J'étais restée comme ça, à écouter son coeur battre.
Si agréable.

- T'es réveillée? 

- Pas encore. Murmurais-je.

- Tu n'es plus fâchée pour hier?

Je réfléchis un peu pour dire:

- Non. Je ne suis pas fâchée.

Il releva mon menton, comme la veille, dans la cuisine, quand il s'apprêtait à m'embrasser.
Je le regardais droit dans les yeux.

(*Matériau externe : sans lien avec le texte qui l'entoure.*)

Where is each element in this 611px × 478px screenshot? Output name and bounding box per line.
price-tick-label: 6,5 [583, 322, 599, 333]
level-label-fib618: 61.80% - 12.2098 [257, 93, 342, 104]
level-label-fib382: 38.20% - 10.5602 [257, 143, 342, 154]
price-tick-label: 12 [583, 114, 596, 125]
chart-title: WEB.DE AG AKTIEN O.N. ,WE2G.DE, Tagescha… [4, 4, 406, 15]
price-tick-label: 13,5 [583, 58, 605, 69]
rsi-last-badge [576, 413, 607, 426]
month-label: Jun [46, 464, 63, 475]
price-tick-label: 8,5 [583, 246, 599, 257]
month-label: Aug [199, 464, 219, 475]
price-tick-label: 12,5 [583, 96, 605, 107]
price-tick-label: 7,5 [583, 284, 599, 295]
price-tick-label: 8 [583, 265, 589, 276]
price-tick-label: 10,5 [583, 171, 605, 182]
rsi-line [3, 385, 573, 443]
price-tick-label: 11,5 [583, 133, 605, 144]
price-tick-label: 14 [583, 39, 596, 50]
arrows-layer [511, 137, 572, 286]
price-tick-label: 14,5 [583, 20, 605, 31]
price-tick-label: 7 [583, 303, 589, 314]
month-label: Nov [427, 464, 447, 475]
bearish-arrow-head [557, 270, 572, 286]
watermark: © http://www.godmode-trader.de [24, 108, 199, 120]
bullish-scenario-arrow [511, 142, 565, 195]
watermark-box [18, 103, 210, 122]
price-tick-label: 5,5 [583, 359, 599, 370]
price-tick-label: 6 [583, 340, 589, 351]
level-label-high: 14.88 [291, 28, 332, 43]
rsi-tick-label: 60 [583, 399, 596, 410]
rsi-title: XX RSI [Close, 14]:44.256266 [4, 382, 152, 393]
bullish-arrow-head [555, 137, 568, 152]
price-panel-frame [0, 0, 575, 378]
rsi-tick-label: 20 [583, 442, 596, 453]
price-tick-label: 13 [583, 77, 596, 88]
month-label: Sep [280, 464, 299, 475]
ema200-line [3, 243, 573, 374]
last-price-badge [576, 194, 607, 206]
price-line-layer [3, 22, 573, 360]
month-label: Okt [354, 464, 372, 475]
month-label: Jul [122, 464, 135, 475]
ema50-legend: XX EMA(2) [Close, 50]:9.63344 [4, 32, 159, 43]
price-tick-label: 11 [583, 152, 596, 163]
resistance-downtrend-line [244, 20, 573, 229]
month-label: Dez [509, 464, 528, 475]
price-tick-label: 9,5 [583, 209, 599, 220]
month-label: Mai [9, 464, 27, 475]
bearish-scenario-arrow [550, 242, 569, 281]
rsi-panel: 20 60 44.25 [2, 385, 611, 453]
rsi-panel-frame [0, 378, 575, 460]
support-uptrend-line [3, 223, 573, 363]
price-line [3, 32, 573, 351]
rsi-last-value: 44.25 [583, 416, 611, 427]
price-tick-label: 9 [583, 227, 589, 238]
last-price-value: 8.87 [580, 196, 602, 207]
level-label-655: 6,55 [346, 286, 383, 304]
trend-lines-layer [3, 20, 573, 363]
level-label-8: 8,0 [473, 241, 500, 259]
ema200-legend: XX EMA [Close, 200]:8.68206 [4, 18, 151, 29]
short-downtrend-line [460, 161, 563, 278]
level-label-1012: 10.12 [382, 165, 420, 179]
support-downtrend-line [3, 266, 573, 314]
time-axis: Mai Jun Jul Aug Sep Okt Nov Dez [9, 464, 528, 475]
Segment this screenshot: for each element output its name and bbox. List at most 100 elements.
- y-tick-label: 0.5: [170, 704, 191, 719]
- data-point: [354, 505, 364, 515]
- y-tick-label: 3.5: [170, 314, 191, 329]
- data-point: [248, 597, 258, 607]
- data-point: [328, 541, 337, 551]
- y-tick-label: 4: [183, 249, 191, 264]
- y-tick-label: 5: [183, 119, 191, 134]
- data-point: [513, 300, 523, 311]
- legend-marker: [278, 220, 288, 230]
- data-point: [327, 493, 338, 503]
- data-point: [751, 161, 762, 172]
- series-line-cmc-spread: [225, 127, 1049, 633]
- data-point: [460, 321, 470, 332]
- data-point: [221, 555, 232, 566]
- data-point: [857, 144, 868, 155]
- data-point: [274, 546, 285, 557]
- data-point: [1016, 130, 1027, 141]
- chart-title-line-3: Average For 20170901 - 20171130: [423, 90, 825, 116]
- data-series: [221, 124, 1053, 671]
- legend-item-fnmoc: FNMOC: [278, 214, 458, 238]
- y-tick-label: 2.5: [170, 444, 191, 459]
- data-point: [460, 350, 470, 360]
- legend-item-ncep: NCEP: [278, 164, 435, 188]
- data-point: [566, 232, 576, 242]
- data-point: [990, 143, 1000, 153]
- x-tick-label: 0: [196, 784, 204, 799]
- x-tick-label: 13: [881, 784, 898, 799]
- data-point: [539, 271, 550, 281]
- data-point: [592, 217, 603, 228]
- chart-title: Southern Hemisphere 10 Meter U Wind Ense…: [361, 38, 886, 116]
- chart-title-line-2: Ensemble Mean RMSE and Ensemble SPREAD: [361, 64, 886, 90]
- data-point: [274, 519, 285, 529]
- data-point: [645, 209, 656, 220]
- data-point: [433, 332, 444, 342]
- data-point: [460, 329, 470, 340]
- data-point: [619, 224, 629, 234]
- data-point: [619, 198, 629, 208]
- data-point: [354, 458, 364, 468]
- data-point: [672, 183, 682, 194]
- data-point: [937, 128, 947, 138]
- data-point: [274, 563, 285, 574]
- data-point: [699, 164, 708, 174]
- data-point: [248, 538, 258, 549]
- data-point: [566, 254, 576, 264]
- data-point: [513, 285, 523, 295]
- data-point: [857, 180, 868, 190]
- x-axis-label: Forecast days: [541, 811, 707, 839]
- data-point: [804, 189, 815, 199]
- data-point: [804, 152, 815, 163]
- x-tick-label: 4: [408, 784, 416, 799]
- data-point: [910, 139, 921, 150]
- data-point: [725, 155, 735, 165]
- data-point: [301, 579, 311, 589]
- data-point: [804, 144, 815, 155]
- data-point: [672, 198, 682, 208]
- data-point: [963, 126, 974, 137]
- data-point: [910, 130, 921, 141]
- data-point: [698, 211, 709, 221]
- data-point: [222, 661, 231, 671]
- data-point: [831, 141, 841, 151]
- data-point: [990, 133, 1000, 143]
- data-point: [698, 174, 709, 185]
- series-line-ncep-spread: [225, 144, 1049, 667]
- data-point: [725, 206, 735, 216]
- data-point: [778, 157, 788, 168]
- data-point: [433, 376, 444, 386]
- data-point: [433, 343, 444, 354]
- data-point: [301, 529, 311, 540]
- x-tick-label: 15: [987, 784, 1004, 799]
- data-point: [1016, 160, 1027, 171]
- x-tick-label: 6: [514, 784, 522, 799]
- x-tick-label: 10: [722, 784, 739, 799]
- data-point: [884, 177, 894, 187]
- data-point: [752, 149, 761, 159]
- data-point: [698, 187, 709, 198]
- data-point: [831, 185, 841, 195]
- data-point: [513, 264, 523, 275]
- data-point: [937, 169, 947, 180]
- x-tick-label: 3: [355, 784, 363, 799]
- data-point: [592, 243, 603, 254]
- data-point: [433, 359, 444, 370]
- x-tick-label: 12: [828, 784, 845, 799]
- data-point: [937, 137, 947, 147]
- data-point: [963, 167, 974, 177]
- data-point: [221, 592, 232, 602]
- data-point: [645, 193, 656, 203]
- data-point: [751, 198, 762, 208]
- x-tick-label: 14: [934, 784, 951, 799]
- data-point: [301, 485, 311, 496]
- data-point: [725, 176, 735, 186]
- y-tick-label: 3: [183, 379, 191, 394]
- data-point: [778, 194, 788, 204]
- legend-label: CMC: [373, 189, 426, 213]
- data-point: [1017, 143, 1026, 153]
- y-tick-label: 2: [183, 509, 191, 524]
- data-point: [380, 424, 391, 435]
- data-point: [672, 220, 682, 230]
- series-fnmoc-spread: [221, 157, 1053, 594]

Ne cillant même pas.
Je le voulais ce baiser alors il était hors de question que je joue les oies blanches.

Il s'approcha doucement tandis que je me demandais si je n'avais  pas mauvaise haleine.
Je brûlait littéralement, surtout en bas. Là...
Nos nez se frôlèrent bientôt. Et c'est moi qui franchit le pas. Je posais doucement mes lèvres sur les siennes.
J'avais enfin mon premier baiser, à 20 ans. Mais c'était mieux que j'avais imaginé.

Nos lèvres dans une danse sensuelle, puis sa langue qui s'enroule autour de la mienne.

Avant je disais "Beurk" quand je voyais les gens s'embrasser.

Mais waouh! 

Il remontait sa main sur mon ventre et moi je réalisais mon fantasme en titillant ses tétons avec mes ongles.
Il étouffa un soupir de plaisir.
Où avais-je appris ça?
Je ne saurais le dire, mais j'étais animée par une fièvre sexuelle.
Si bien que je me retrouvais en dessous de lui 2min plus tard alors qu'il parsemait mon cou de baisers.
Je venais de découvrir  les zones erogènes de mon corps.